Добавить в цитаты Настройки чтения

Страница 43 из 47



— Лыка, может, и не вязал, а память у меня как хрусталь, даже после двух поллитровок. Говорю, не было замка: видишь, он новый, даже смазка не стерлась. Отойди-ка, не мешай…

Послышался скрежет металла о металл. Егор хотел крикнуть, но не сумел, лишь неуклюже поднялся на ноги навстречу своим то ли спасителям, то ли врагам — как раз в тот момент, когда дверь медленно отъехала в сторону.

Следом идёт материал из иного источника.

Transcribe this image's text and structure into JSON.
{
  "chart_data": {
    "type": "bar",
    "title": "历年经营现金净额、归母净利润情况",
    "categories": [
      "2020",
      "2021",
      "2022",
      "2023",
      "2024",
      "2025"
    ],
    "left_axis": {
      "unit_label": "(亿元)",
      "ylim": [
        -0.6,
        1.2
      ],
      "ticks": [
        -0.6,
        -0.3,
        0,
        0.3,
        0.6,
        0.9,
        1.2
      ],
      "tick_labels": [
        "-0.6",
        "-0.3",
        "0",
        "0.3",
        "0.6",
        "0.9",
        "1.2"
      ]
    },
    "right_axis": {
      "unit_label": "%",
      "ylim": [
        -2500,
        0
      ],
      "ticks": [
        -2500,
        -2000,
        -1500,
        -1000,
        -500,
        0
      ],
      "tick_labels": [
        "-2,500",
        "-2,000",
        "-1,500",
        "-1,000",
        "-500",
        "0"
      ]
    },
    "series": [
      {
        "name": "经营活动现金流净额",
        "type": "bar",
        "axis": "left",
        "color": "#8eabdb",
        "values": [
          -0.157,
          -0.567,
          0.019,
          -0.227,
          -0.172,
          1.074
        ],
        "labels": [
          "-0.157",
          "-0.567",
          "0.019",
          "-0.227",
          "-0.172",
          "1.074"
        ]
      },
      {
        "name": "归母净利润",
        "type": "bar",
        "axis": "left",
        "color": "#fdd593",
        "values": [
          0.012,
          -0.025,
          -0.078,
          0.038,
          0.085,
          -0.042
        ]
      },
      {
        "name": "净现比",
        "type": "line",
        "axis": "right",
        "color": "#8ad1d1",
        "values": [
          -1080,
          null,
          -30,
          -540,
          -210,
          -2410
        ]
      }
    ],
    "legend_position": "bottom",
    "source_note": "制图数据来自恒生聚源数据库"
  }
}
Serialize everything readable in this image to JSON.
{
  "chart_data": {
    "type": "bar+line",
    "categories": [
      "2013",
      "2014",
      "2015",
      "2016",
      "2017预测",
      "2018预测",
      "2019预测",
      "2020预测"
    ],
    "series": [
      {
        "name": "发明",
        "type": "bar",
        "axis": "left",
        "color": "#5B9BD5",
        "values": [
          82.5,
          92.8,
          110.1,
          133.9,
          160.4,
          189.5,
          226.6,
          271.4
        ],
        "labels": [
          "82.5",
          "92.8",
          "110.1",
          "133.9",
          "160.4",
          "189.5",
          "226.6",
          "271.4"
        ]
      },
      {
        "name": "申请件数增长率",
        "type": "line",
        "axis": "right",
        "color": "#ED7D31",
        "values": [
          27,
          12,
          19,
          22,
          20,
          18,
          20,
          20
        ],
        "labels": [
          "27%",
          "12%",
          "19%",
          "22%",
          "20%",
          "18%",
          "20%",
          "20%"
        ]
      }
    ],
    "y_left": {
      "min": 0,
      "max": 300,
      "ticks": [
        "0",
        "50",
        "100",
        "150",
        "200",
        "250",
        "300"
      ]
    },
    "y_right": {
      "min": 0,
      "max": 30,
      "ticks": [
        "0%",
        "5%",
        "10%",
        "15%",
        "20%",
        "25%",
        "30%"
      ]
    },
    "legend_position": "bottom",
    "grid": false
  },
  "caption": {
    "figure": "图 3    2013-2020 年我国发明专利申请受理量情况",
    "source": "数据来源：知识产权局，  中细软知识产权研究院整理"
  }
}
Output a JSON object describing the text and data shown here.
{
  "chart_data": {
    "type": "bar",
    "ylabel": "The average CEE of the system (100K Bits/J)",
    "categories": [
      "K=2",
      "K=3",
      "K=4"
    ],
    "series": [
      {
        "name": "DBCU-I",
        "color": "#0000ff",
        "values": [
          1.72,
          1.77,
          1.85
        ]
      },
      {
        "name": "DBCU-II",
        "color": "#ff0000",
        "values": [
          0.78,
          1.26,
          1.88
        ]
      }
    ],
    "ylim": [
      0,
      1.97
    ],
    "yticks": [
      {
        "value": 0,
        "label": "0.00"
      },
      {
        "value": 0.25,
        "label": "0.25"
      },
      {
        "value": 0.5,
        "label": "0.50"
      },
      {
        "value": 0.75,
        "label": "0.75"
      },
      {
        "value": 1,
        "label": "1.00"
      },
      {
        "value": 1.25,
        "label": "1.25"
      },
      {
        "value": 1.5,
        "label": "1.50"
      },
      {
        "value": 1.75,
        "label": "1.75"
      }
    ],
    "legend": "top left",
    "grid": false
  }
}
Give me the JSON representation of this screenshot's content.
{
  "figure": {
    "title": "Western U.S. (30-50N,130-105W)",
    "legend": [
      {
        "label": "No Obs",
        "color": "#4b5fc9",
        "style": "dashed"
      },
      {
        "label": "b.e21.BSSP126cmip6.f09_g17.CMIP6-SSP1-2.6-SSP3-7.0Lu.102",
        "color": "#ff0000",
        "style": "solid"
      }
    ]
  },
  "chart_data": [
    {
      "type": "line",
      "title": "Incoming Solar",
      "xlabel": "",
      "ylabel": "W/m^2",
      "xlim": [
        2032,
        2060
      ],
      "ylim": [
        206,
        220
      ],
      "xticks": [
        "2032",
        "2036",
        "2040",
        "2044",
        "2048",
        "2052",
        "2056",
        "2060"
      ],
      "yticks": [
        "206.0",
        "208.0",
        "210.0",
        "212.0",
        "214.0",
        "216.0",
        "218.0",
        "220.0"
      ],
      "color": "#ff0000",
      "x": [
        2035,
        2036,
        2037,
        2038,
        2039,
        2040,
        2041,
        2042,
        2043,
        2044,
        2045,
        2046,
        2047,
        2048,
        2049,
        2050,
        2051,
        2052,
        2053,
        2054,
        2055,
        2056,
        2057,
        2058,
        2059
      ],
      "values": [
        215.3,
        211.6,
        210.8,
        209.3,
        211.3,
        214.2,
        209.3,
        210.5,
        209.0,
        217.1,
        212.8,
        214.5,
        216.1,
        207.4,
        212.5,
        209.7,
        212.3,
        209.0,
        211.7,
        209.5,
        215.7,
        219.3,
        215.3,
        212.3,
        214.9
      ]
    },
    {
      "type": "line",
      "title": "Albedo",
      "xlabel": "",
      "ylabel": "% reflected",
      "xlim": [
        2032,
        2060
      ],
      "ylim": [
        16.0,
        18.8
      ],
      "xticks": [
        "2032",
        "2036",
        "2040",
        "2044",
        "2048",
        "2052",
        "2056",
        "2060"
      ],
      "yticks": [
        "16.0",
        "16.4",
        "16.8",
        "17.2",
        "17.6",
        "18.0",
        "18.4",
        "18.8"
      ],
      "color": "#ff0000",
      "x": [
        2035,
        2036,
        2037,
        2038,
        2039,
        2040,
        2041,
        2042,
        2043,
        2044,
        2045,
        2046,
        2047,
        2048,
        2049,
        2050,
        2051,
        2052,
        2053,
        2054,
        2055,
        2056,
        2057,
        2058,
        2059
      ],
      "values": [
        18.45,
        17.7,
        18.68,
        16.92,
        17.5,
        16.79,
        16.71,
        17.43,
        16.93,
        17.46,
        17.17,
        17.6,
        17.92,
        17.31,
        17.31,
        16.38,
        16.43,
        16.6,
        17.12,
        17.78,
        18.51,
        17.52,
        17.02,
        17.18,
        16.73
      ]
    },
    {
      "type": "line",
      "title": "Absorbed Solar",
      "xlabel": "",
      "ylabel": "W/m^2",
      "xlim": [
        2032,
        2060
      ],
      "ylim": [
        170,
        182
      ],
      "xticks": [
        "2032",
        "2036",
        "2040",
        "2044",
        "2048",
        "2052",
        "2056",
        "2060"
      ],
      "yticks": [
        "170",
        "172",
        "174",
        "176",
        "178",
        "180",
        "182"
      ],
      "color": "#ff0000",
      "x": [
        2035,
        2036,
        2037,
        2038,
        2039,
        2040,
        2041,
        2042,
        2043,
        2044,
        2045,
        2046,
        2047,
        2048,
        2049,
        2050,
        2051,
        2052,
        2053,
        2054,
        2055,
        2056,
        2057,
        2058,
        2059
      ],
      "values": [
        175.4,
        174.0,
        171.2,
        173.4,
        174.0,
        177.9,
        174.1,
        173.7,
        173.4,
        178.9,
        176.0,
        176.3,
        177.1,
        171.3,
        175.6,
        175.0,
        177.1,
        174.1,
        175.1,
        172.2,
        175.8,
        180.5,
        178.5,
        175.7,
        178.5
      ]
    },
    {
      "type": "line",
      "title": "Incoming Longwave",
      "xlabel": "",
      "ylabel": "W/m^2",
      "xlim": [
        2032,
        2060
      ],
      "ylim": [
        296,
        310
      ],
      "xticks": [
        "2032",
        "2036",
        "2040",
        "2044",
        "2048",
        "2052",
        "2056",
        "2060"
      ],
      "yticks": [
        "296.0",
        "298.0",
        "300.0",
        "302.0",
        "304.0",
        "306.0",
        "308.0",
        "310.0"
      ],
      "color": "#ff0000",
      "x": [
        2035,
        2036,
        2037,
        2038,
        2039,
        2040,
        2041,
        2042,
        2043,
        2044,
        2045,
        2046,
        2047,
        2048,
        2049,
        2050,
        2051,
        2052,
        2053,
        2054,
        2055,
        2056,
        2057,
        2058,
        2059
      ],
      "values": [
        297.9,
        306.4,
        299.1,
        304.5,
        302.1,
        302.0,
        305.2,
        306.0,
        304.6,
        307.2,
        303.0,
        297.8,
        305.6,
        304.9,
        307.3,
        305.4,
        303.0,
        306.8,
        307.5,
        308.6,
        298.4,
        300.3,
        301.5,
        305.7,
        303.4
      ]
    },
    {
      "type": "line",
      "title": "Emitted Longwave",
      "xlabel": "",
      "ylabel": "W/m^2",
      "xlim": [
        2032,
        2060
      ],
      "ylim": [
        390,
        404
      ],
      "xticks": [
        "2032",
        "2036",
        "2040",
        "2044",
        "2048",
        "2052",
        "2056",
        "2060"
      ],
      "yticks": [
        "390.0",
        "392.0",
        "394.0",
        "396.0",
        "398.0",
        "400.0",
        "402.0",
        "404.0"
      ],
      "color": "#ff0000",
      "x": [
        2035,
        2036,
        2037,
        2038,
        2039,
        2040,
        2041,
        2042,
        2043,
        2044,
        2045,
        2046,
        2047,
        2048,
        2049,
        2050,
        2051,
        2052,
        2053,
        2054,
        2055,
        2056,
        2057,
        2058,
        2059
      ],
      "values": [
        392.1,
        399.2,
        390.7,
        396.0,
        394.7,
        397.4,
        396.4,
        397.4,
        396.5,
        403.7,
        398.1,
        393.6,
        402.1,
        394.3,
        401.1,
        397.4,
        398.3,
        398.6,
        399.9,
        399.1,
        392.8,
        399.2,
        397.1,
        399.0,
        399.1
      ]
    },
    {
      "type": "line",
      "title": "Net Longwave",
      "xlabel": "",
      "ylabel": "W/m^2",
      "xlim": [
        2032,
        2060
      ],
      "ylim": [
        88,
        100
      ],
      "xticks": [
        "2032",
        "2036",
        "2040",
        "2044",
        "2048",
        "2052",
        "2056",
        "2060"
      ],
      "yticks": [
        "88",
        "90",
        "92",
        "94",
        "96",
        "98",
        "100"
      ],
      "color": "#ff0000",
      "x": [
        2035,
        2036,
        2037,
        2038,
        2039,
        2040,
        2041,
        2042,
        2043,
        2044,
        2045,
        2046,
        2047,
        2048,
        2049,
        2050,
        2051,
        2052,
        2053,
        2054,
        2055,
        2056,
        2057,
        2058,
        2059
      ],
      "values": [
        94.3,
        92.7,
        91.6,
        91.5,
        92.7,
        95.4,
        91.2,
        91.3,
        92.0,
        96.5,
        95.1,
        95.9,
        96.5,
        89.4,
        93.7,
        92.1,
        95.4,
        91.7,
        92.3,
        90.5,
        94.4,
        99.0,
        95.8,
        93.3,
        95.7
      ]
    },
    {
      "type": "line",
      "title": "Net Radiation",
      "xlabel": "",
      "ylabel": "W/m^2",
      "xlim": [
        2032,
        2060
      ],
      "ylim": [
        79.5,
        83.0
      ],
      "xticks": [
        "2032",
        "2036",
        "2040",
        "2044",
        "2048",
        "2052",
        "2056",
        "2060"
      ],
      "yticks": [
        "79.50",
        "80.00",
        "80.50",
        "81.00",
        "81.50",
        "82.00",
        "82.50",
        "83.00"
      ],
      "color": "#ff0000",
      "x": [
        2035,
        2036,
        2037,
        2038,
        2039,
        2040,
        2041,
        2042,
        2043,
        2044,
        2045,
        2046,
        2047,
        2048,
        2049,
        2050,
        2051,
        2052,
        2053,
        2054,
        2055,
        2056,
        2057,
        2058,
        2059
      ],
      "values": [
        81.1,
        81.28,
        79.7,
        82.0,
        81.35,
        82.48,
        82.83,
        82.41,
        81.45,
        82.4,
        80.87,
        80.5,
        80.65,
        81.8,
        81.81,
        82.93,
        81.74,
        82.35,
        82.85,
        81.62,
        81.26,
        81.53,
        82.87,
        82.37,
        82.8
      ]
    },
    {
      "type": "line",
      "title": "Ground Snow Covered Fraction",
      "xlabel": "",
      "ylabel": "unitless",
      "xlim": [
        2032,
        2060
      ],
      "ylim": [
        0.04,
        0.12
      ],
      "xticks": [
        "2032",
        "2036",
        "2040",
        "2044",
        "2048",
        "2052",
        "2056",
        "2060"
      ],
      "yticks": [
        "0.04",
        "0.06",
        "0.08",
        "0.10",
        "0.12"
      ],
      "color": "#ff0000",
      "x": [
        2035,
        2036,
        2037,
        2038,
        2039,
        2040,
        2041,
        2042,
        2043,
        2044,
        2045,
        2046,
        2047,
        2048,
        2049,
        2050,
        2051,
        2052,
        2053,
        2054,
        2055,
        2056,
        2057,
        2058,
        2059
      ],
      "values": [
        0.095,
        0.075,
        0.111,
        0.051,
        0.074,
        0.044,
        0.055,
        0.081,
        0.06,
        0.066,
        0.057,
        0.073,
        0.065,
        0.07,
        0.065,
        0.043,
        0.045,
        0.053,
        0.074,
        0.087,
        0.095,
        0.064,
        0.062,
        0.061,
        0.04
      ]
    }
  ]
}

И брызнул свет. Настолько яркий, что он зажмурился, неосознанно поднял руку и шагнул туда, вперед, в ослепляющее зарево, подумав, что так, должно быть, и выглядят Небесные врата, возле которых апостол Петр встречает новопреставленных, пряча улыбку за напускной строгостью…

Он сделал над собой усилие и открыл глаза. Вокруг стоял серый день, каким и положено быть дню второй половины октября: серое небо, серые стволы деревьев, бурая жижа под насквозь промокшими ногами…

Апостолов неожиданно оказалось двое. Один, худой и длинный, в телогрейке и ватных штанах, заорал «Нечистая!» и рванулся прочь, разбрызгивая грязь; второй, тоже в телогрейке, но пониже и поплотнее, испуганно шлепнулся на копчик, поморгал поросячьими глазками и неуверенно пробормотал:

— Слышь, мужик, ты это… Мы ж не знали, что это твоя дверь. Ты только не стреляй, а?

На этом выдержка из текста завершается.